Stuttgart - Herr Best, Lindsey Vonn fährt aktuell mit einem gerissenen Kreuzband im alpinen Ski-Weltcup und will es damit bis Sotschi schaffen. Ist das vorstellbar?
Im Leistungssport habe ich schon viele Extreme gesehen. Auch Fußballer, die mehrere Jahre ohne Kreuzband gespielt haben. Deshalb könnte man im Grunde sagen: Möglich ist immer alles.
Aber?
Mit Blick auf die Erfahrungen, die Statistiken und vor allem auf die Kräfte, die im Skisport auf diesem Niveau wirken, halte ich es für nicht machbar. Die Athleten bewegen sich in den Abfahrtsrennen im absoluten physikalischen Grenzbereich, in diesen Bereich kommt ihr Knie aber nicht mehr. Und da es das ganze System aus Körper und Material steuert, kann das meines Erachtens nicht funktionieren. Im Grunde ist es so, als wenn ein Formel-1-Auto mit einer gebrochenen Radaufhängung ins Rennen gehen würde. Das geht irgendwie, aber eben nicht richtig. Auf den aktuellen Fall übertragen bedeutet das: Ein bisschen Skifahren ginge mit gerissenem Kreuzband schon. In Weltcup-Rennen um Siege zu fahren halte ich dagegen nicht für möglich. Selbst wenn es Lindsey Vonn nach Sotschi schaffen würde – dort könnte sie nicht um Gold kämpfen.

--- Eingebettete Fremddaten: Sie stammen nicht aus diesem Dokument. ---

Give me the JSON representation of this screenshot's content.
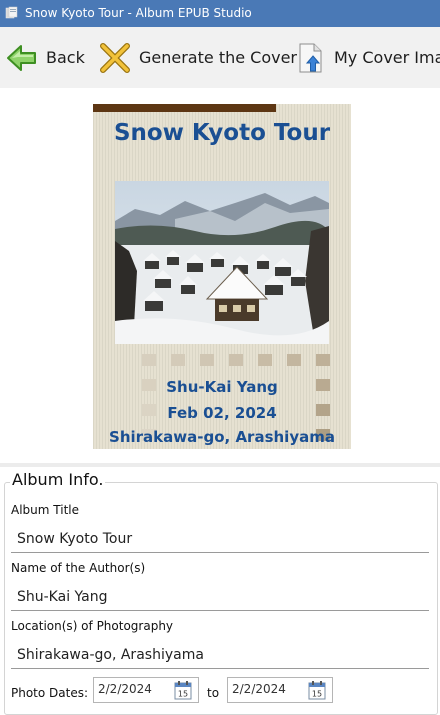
{
  "window": {
    "title": "Snow Kyoto Tour - Album EPUB Studio"
  },
  "toolbar": {
    "back_label": "Back",
    "generate_label": "Generate the Cover",
    "my_cover_label": "My Cover Image"
  },
  "cover": {
    "title": "Snow Kyoto Tour",
    "author": "Shu-Kai Yang",
    "date": "Feb 02, 2024",
    "location": "Shirakawa-go, Arashiyama",
    "colors": {
      "bar": "#5d3613",
      "title": "#1a4f93",
      "background": "#e6e1d1",
      "squares": "#c2b6a1"
    }
  },
  "album_info": {
    "legend": "Album Info.",
    "title_label": "Album Title",
    "title_value": "Snow Kyoto Tour",
    "author_label": "Name of the Author(s)",
    "author_value": "Shu-Kai Yang",
    "location_label": "Location(s) of Photography",
    "location_value": "Shirakawa-go, Arashiyama",
    "dates_label": "Photo Dates:",
    "date_from": "2/2/2024",
    "date_to_label": "to",
    "date_to": "2/2/2024",
    "calendar_day": "15"
  }
}
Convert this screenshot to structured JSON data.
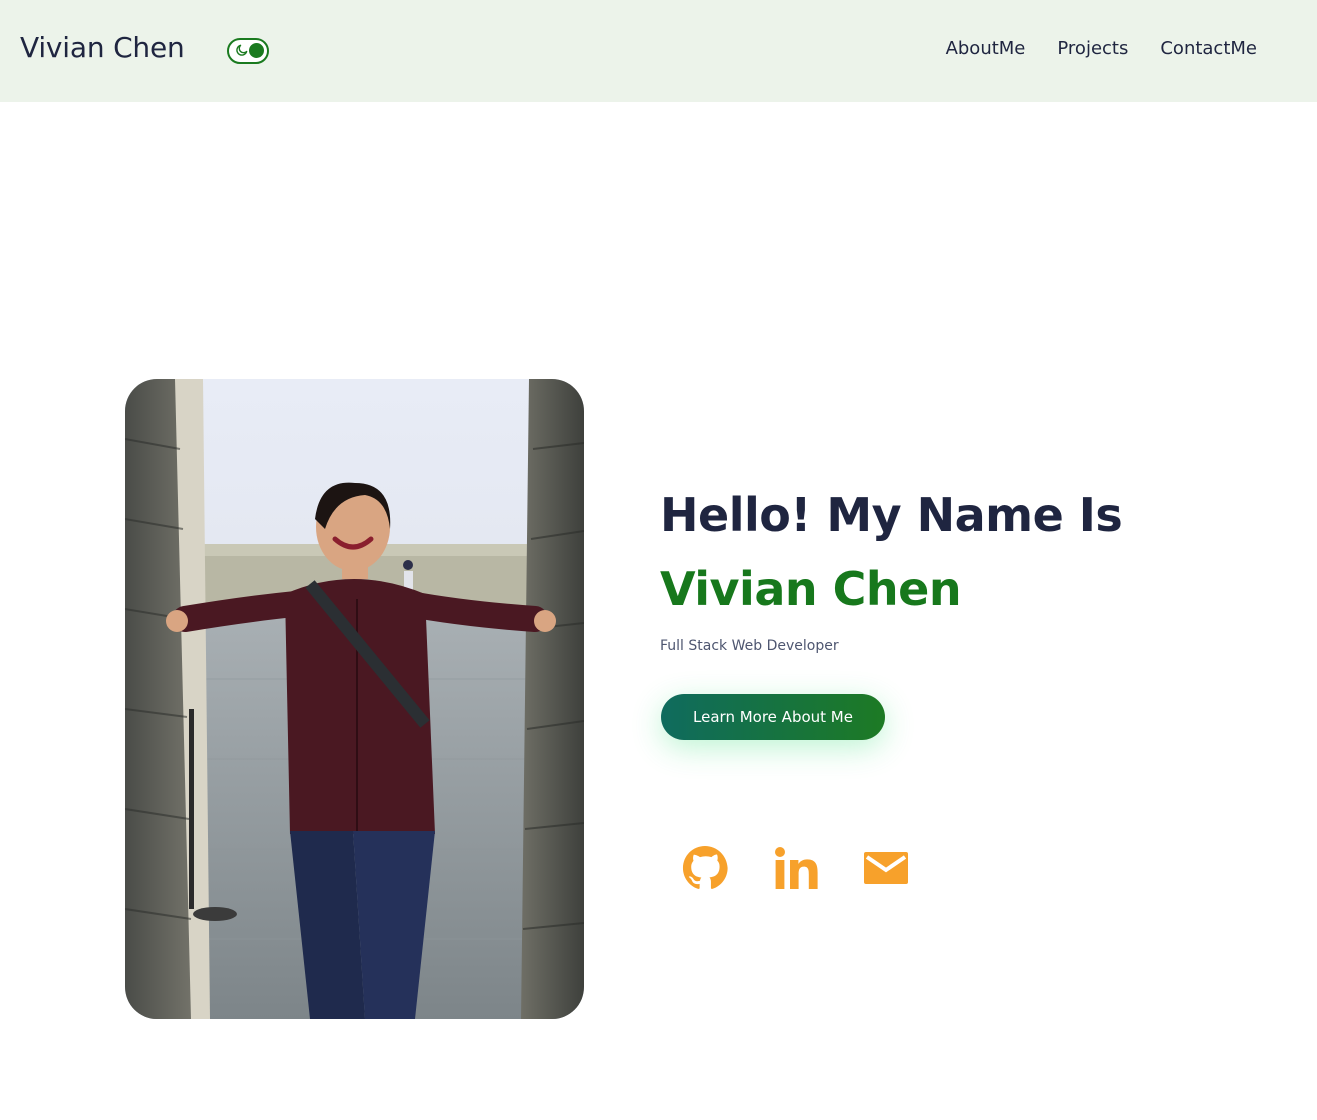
{
  "header": {
    "brand": "Vivian Chen",
    "nav": [
      {
        "label": "AboutMe"
      },
      {
        "label": "Projects"
      },
      {
        "label": "ContactMe"
      }
    ],
    "theme_toggle": {
      "state": "dark-mode-enabled",
      "icon": "moon-icon"
    }
  },
  "hero": {
    "greeting": "Hello! My Name Is",
    "name": "Vivian Chen",
    "subtitle": "Full Stack Web Developer",
    "cta_label": "Learn More About Me",
    "photo": "portrait-photo"
  },
  "socials": [
    {
      "icon": "github-icon",
      "label": "GitHub"
    },
    {
      "icon": "linkedin-icon",
      "label": "LinkedIn"
    },
    {
      "icon": "mail-icon",
      "label": "Email"
    }
  ],
  "colors": {
    "header_bg": "#ecf3ea",
    "text_dark": "#1f2540",
    "accent_green": "#17781c",
    "cta_gradient_start": "#0f6b5e",
    "cta_gradient_end": "#1d7a24",
    "social_orange": "#f7a12b"
  }
}
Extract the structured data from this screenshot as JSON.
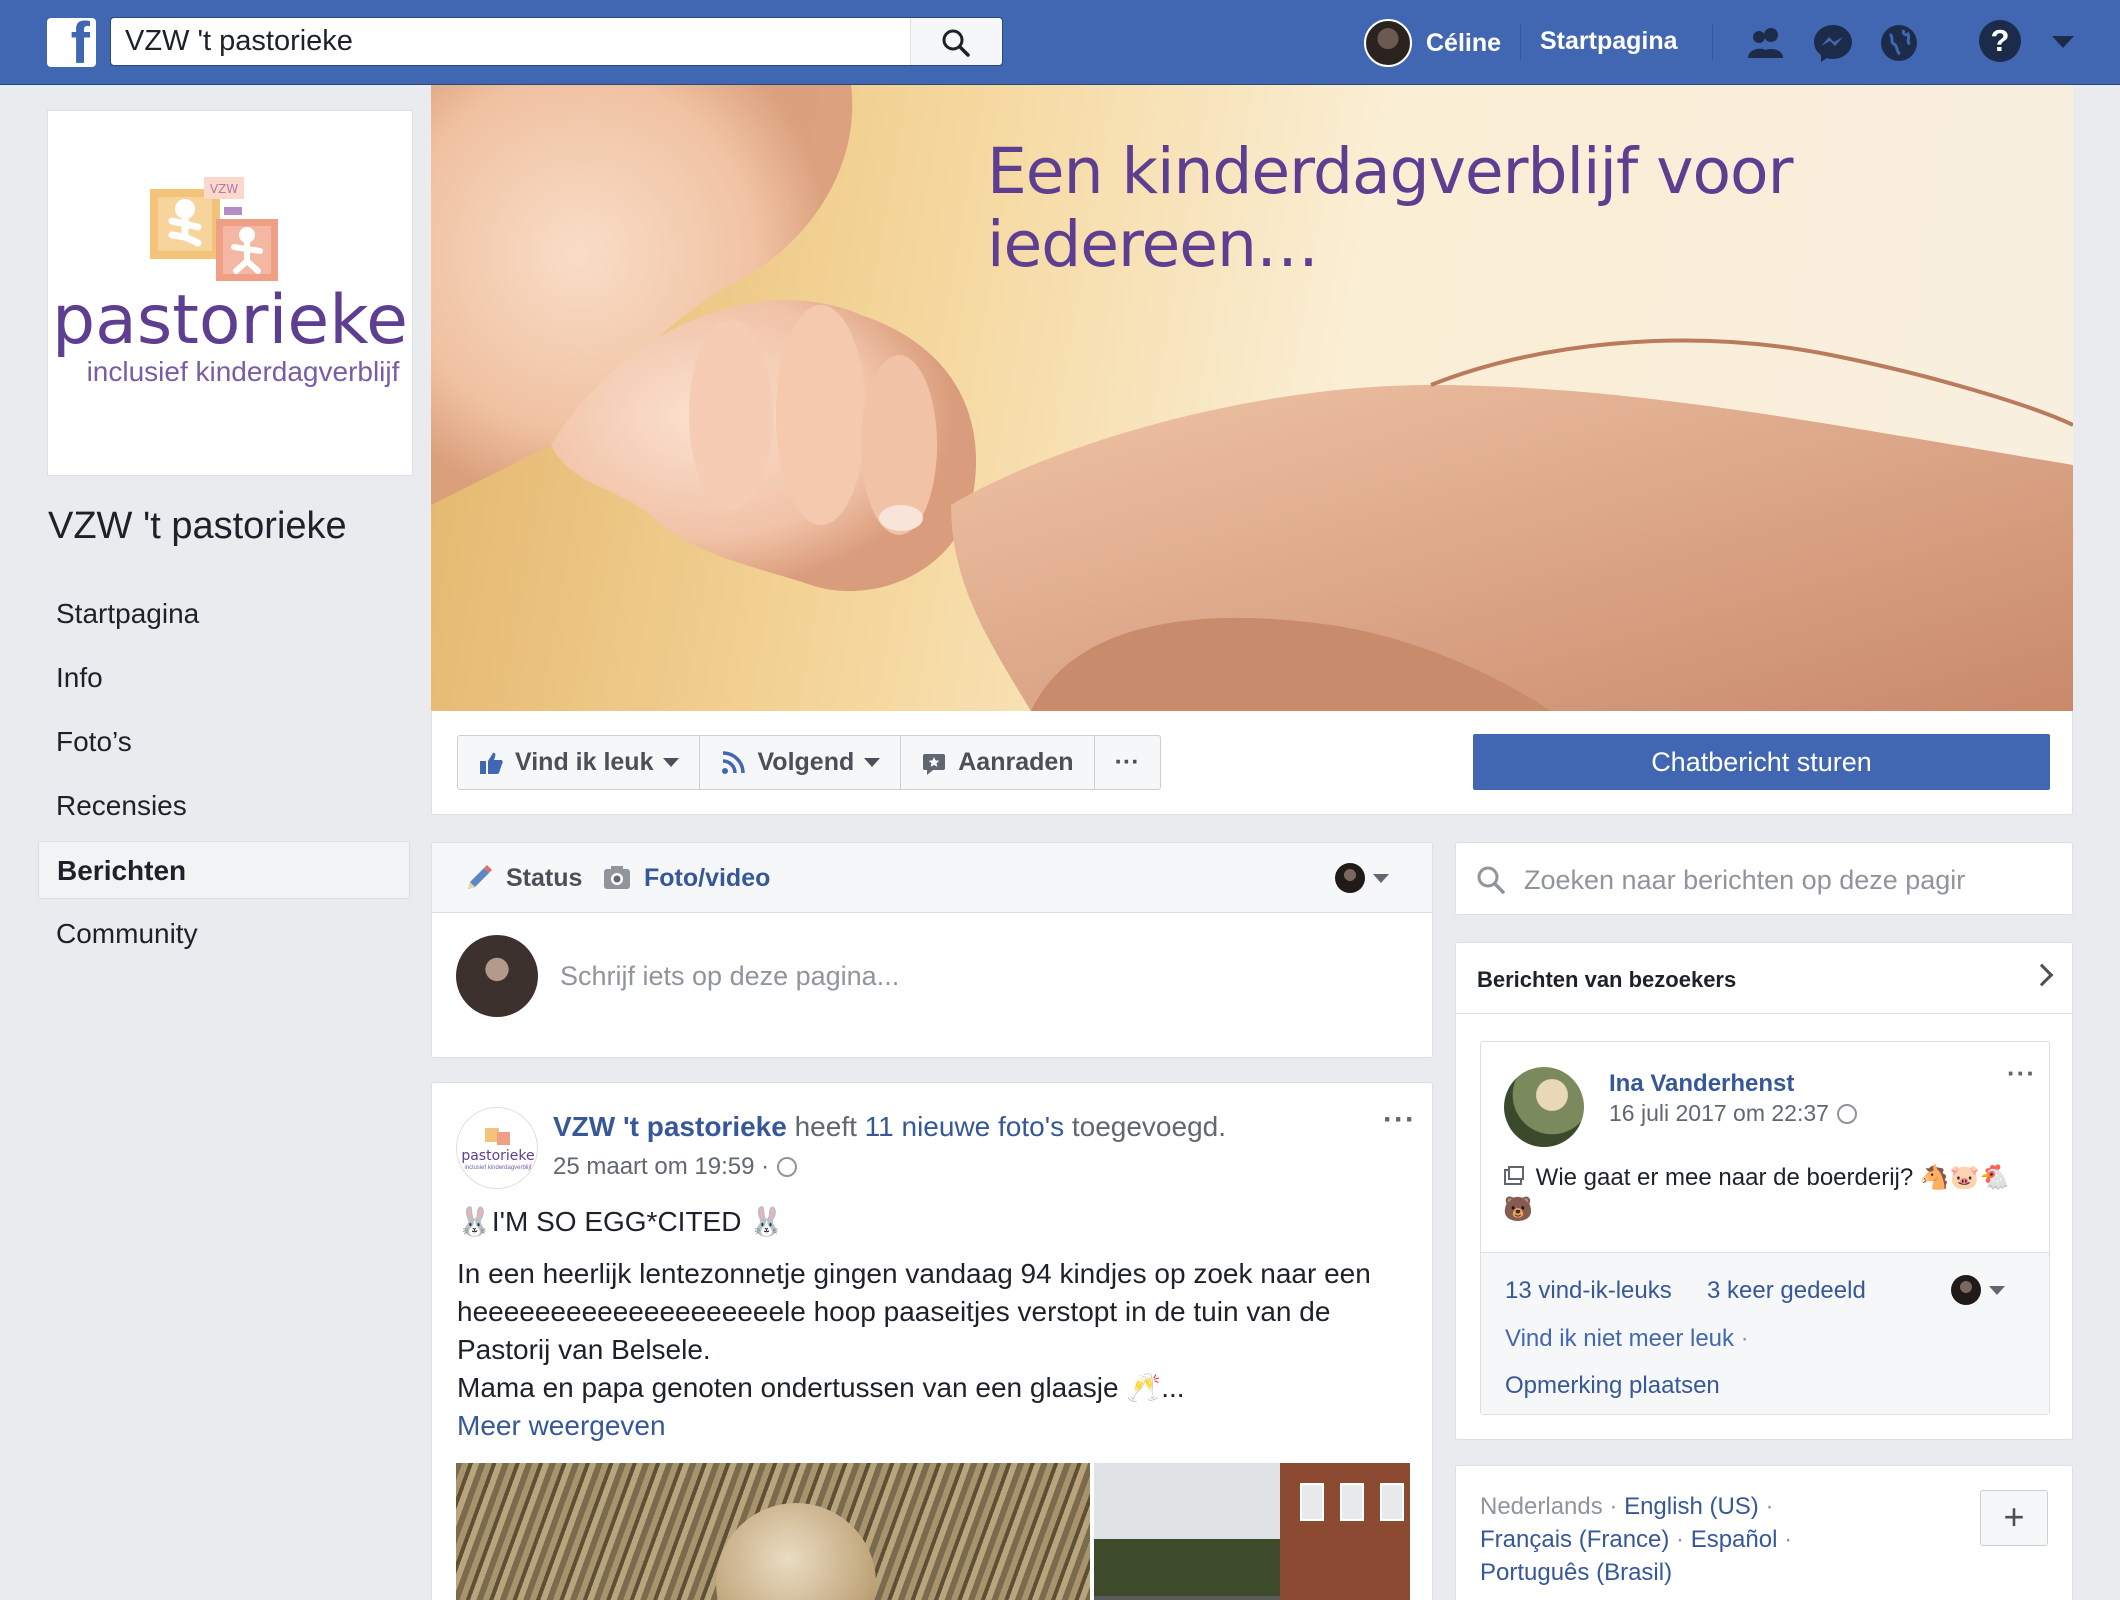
{
  "topbar": {
    "logo": "f",
    "search_value": "VZW 't pastorieke",
    "user_name": "Céline",
    "home_label": "Startpagina",
    "help": "?",
    "icons": [
      "friends-icon",
      "messenger-icon",
      "notifications-globe-icon",
      "help-icon",
      "account-menu-caret"
    ]
  },
  "page": {
    "name": "VZW 't pastorieke",
    "logo_wordmark": "pastorieke",
    "logo_sub": "inclusief kinderdagverblijf",
    "logo_block_label": "VZW"
  },
  "left_nav": [
    {
      "label": "Startpagina",
      "active": false
    },
    {
      "label": "Info",
      "active": false
    },
    {
      "label": "Foto’s",
      "active": false
    },
    {
      "label": "Recensies",
      "active": false
    },
    {
      "label": "Berichten",
      "active": true
    },
    {
      "label": "Community",
      "active": false
    }
  ],
  "cover": {
    "tagline": "Een kinderdagverblijf voor iedereen…"
  },
  "actions": {
    "like": "Vind ik leuk",
    "follow": "Volgend",
    "recommend": "Aanraden",
    "more": "···",
    "message": "Chatbericht sturen"
  },
  "composer": {
    "tab_status": "Status",
    "tab_photo": "Foto/video",
    "placeholder": "Schrijf iets op deze pagina..."
  },
  "post": {
    "author": "VZW 't pastorieke",
    "verb": "heeft",
    "link": "11 nieuwe foto's",
    "suffix": "toegevoegd.",
    "date": "25 maart om 19:59 ·",
    "more": "···",
    "headline": "🐰I'M SO EGG*CITED 🐰",
    "body_lines": [
      "In een heerlijk lentezonnetje gingen vandaag 94 kindjes op zoek naar een",
      "heeeeeeeeeeeeeeeeeeeele hoop paaseitjes verstopt in de tuin van de",
      "Pastorij van Belsele.",
      "Mama en papa genoten ondertussen van een glaasje 🥂..."
    ],
    "see_more": "Meer weergeven"
  },
  "right": {
    "search_placeholder": "Zoeken naar berichten op deze pagir",
    "visitors_title": "Berichten van bezoekers",
    "visitor_post": {
      "name": "Ina Vanderhenst",
      "date": "16 juli 2017 om 22:37",
      "more": "···",
      "text": "Wie gaat er mee naar de boerderij? 🐴🐷🐔🐻",
      "likes": "13 vind-ik-leuks",
      "shares": "3 keer gedeeld",
      "unlike": "Vind ik niet meer leuk",
      "comment": "Opmerking plaatsen"
    },
    "languages": {
      "current": "Nederlands",
      "others": [
        "English (US)",
        "Français (France)",
        "Español",
        "Português (Brasil)"
      ],
      "add": "+"
    }
  },
  "colors": {
    "brand_blue": "#4267b2",
    "link_blue": "#365899",
    "tagline_purple": "#5e3e91",
    "page_bg": "#e9ebee"
  }
}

Auch nicht mit Hilfe eines austrainierten Körpers und viel Muskelkraft als Stabilisator?
Wenn das in diesem Extrembereich so wäre, dann hätte der liebe Gott das Kreuzband nicht erfunden. Die Muskeln können bestimmte Bewegungen des Knies verhindern, aber nicht alle. Dazu kommt: Gibt es durch äußere Kräfte einen Schmerzreiz, dann reagiert der Körper mit einem Schutzreflex – und auch die Muskelkraft schaltet zurück. So war das vermutlich im Rennen am vergangenen Samstag bei einer eher harmlosen Bodenwelle. In solchen Momenten ist dann auch das Risiko von Folgeverletzungen, zum Beispiel an den Knorpeln, extrem groß. Und diese Verletzungen sind dann oft weit weniger einfach zu reparieren als ein gerissenes Kreuzband.